We know that underpowered statistics greatly increase the probability of a type II error (by definition), meaning a greater chance of failing to reject the null hypothesis despite the existence of a 'true' underlying effect.
The dangers of use of underpowered statistics are frequently taught to students in the context of the commonly used inferential statistics (i.e. ANOVA and t-test). However, I have never heard mention (including in that of statistics textbooks) of the importance of statistical power in relation to the supportive tests, such as those used to check for homogeneity of variances and normality of distribution.
I would argue that the dangers are even more apparent for these supportive tests, because there is a temptation to see a 'non-significant' p>.05 result and think "oh great, it's passed this step in the process!" and assume normality and homoscedasticity. However, surely if our Levene's test is underpowered, there will be a high probability of obtaining a 'non-significant' result even if, for example, the true variances are not equal.

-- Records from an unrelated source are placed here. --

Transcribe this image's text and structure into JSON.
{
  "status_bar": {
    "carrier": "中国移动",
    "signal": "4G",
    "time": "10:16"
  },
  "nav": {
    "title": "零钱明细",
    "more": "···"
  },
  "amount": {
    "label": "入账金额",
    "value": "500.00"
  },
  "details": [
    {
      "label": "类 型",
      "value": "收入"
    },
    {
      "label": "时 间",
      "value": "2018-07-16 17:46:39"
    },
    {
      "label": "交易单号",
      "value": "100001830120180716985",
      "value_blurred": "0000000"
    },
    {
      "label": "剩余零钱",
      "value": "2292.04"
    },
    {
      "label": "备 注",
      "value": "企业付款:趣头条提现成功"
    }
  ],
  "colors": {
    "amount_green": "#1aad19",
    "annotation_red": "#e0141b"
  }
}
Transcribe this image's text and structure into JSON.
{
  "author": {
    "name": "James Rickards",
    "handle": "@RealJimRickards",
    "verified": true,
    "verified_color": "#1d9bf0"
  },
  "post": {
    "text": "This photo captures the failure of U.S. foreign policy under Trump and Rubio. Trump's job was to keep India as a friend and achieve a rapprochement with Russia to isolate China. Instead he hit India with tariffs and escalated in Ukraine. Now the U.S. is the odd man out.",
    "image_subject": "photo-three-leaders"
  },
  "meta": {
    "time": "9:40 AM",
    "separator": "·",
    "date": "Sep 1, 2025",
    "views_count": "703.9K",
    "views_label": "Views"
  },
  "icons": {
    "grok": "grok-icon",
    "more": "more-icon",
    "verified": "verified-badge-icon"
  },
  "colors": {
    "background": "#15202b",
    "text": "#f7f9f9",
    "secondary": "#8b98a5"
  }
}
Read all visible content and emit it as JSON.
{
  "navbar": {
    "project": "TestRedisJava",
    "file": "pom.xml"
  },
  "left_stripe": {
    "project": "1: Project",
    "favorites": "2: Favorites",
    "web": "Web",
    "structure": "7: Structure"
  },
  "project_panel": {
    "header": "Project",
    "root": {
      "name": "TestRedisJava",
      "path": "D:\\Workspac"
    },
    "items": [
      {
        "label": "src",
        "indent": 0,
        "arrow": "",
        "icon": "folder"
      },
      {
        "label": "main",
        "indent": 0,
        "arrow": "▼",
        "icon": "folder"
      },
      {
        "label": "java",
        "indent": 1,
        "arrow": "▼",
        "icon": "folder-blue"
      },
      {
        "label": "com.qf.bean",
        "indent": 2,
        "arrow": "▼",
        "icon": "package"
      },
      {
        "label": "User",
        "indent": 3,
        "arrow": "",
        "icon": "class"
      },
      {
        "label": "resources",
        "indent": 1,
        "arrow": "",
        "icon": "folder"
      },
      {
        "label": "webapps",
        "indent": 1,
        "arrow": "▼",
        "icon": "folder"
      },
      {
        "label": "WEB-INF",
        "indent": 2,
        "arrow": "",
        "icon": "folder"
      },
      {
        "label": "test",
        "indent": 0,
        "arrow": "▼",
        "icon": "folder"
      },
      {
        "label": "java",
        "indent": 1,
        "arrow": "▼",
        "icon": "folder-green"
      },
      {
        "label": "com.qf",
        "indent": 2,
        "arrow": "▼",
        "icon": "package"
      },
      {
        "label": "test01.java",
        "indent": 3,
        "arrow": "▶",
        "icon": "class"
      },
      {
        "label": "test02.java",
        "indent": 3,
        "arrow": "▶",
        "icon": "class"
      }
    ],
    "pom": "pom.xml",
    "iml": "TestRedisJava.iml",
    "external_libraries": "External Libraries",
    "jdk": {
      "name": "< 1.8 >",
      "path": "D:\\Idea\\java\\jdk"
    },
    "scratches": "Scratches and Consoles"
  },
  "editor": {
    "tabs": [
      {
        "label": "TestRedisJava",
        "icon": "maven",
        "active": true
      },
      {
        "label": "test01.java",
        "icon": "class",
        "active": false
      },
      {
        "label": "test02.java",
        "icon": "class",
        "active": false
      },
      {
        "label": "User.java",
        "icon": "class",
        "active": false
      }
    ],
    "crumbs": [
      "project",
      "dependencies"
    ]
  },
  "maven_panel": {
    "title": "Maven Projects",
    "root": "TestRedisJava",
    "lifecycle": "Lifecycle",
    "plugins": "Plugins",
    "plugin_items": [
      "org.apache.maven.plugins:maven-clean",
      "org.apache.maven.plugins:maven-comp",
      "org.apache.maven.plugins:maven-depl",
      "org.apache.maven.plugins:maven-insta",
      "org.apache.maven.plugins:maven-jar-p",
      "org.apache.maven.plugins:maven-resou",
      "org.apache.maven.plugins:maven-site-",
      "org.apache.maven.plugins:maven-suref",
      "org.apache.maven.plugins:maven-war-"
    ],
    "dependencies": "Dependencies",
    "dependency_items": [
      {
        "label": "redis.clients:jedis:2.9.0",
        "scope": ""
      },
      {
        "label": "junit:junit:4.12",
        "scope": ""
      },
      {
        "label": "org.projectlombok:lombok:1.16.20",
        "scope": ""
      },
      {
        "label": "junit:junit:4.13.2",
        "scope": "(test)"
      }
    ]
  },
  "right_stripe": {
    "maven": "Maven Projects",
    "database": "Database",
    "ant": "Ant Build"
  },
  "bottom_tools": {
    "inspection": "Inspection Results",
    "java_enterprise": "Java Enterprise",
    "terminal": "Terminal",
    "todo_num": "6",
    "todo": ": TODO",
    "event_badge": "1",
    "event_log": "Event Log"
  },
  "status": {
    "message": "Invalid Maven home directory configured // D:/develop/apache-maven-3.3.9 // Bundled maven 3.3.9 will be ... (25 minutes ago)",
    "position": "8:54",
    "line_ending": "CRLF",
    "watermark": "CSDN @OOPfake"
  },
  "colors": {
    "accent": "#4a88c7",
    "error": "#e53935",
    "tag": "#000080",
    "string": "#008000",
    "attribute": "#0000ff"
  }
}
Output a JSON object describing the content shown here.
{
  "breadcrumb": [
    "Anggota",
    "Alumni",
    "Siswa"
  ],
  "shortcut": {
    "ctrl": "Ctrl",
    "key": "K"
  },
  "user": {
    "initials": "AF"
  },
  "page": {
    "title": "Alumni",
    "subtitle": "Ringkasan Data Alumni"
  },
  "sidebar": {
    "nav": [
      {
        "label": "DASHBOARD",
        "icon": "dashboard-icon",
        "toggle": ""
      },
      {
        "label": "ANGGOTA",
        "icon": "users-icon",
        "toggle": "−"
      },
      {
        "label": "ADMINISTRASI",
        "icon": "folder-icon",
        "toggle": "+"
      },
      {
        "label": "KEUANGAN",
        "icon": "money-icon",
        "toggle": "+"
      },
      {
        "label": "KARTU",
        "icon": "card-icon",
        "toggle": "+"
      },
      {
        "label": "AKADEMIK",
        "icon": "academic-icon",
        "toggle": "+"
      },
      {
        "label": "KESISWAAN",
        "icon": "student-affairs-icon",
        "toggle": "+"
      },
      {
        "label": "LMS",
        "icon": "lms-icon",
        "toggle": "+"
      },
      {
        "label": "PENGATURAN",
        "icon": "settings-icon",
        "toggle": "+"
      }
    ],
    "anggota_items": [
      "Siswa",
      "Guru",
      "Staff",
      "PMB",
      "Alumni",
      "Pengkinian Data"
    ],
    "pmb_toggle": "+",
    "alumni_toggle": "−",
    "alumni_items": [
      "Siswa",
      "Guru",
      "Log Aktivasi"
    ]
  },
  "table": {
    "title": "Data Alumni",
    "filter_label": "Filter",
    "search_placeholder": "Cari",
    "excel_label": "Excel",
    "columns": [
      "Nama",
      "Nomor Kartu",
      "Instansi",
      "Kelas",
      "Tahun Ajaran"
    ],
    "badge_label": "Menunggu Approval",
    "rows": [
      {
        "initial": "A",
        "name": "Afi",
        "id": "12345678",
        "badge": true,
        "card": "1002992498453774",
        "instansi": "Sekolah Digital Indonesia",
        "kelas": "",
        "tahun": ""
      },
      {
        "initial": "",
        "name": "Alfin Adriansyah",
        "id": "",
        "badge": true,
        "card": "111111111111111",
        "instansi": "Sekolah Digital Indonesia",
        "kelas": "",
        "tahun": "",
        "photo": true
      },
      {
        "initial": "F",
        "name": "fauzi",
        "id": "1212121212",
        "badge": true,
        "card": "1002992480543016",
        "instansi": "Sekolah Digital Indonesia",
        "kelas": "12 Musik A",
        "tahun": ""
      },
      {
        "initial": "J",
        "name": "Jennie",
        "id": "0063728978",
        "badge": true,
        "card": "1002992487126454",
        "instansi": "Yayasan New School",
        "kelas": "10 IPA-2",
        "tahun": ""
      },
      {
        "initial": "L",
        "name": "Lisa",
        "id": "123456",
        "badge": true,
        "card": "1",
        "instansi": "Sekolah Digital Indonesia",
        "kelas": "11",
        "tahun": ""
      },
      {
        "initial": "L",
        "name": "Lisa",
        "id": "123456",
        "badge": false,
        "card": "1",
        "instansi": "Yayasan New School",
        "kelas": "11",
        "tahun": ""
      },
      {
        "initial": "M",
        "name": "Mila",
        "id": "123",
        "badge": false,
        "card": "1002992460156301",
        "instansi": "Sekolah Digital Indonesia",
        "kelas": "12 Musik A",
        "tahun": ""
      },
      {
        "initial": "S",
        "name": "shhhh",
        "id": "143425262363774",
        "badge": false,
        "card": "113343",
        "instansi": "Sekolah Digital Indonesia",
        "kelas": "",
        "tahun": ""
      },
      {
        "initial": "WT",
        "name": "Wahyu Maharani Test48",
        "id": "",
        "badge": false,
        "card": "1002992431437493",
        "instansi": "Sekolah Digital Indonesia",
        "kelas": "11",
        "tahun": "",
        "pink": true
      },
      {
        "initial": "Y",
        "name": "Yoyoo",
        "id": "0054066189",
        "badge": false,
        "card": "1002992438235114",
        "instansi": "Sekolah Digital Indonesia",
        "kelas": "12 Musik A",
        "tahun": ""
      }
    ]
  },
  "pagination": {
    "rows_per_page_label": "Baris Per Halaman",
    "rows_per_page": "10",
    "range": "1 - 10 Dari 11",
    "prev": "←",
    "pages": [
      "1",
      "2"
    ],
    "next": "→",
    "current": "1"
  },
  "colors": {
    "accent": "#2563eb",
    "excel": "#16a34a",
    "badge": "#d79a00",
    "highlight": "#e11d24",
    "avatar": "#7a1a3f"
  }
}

In short, if our supportive statistics are underpowered, we cannot assume that the assumptions for ANOVA, t-tests, and others have been met solely on the basis of a 'non-significant' result.
My questions are: - Am I correct in assuming statistical power is important for the supportive tests?
- What should we do about it? Never perform statistics on low samples? Cross-reference non-significant results on supportive tests with plots and visuals?